We showered and changed, fed Freddie the rest of the spaghetti, and got the room ready for the babysitters. Chocolates, crisps and TV remote in position, we all headed up to the rooftop bar for 6ish to treat ourselves to a cocktail. Alcohol is not cheap in the US but you'll soon notice that the measures are much more generous. My margarita was so strong I had to send Warren back to the bar for more mixers. After just one drink, I was already feeling very merry indeed. We shared a second, then Happy Hour kicked in. Happy Hour at the Catalina doesn't just mean half-price drinks, it means free ones - a choice of gin, rum or vodka with a mixer. It seemed rude not to take advantage. By this time, Freddie had spotted that the TV behind the bar was showing the Simpsons and had taken a pew on a bar stool. The glamorous bar girl served him a shot of orange juice and we just had to take a photo (don't show social services!!).
By the time Ruth and the babysitters turned up, we were schozzled and it took all of my concentration to get Freddie safely tucked up in his cot and give instructions about what to do if he woke up.

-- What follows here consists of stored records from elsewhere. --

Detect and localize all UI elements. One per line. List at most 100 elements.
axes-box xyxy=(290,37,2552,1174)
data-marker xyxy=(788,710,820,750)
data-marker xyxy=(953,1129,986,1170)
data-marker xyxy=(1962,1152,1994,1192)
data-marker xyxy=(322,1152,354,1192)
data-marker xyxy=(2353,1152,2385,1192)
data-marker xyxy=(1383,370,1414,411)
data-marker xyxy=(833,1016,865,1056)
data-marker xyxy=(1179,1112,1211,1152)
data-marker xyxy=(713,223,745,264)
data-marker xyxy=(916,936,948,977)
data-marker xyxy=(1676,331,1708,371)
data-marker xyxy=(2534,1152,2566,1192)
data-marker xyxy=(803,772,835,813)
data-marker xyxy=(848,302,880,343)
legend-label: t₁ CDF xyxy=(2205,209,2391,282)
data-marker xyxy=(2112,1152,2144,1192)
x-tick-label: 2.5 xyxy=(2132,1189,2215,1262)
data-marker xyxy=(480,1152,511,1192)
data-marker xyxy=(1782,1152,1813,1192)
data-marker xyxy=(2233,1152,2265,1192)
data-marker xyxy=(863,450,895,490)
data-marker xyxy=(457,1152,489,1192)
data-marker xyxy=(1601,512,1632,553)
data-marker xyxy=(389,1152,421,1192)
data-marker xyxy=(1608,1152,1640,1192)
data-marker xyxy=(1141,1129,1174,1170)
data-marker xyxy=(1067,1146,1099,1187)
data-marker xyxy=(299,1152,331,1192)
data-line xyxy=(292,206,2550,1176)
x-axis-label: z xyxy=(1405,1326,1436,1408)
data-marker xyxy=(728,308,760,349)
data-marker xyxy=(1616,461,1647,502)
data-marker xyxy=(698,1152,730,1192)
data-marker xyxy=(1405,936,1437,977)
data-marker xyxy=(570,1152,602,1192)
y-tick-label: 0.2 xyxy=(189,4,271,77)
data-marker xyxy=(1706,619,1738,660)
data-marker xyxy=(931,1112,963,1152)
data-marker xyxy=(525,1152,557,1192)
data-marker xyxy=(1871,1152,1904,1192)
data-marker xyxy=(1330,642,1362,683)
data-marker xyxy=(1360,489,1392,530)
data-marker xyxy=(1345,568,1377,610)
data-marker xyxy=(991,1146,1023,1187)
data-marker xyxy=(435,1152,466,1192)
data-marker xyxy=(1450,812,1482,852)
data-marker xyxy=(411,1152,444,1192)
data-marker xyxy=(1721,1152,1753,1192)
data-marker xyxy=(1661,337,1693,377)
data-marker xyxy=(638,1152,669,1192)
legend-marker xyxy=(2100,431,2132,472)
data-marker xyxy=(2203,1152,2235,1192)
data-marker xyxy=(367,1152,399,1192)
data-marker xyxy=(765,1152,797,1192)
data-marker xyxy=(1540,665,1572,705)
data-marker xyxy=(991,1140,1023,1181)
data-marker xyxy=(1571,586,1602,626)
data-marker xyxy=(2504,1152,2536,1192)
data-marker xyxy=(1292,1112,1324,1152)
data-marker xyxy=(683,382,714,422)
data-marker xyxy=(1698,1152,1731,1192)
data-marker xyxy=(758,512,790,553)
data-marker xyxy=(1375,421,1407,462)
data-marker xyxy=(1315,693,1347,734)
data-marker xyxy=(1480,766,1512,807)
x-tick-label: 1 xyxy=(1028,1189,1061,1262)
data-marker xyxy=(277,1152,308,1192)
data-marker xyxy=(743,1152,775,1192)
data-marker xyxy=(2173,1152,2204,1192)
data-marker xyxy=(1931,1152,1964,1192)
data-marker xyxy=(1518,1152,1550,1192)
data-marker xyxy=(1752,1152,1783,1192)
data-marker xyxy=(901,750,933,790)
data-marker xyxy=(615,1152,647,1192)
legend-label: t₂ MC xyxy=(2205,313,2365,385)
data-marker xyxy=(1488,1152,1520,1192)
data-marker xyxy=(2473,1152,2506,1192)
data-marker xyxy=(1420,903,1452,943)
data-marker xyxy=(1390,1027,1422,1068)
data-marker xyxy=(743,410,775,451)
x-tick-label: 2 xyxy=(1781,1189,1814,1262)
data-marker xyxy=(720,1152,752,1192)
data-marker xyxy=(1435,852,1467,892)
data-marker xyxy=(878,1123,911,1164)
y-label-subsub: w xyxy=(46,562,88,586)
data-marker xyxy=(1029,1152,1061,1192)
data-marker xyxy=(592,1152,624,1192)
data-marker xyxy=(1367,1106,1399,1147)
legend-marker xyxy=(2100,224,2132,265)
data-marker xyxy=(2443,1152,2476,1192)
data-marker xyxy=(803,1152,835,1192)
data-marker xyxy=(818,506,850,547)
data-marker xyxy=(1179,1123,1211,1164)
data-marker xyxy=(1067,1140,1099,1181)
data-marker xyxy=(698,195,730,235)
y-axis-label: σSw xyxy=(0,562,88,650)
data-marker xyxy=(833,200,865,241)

Once mobile numbers had been exchanged and everyone was properly briefed, Ruth, Warren, myself and Colin, a friend from New York who was also in town, headed out to the bright lights of South Beach.
Now, I'd like to tell you all about our wonderful night out, but I have to confess it's all a bit of a drunken blur. Excited by the prospect of a chid-free night, and totally underestimating the strength of Miami cocktails, we had drunk way too much, too early, too quick, and didn't even make it to a nightclub as planned.
Based on what I can recall, and the photos on my digital camera the next morning, I know we walked up Lincoln Road, a pedestrianised street lined with pavement cafes and restaurants, and I know we ate Thai food, and I have a vague recollection of walking back through a park. I can remember having a rather bizarre conversation about weebles with the Russian barman in our hotel bar, so I'm guessing we must have had a nightcap there. It was fun, but I wish I'd never had that first lethal margarita.
The Russian barman, who's name I don't recall!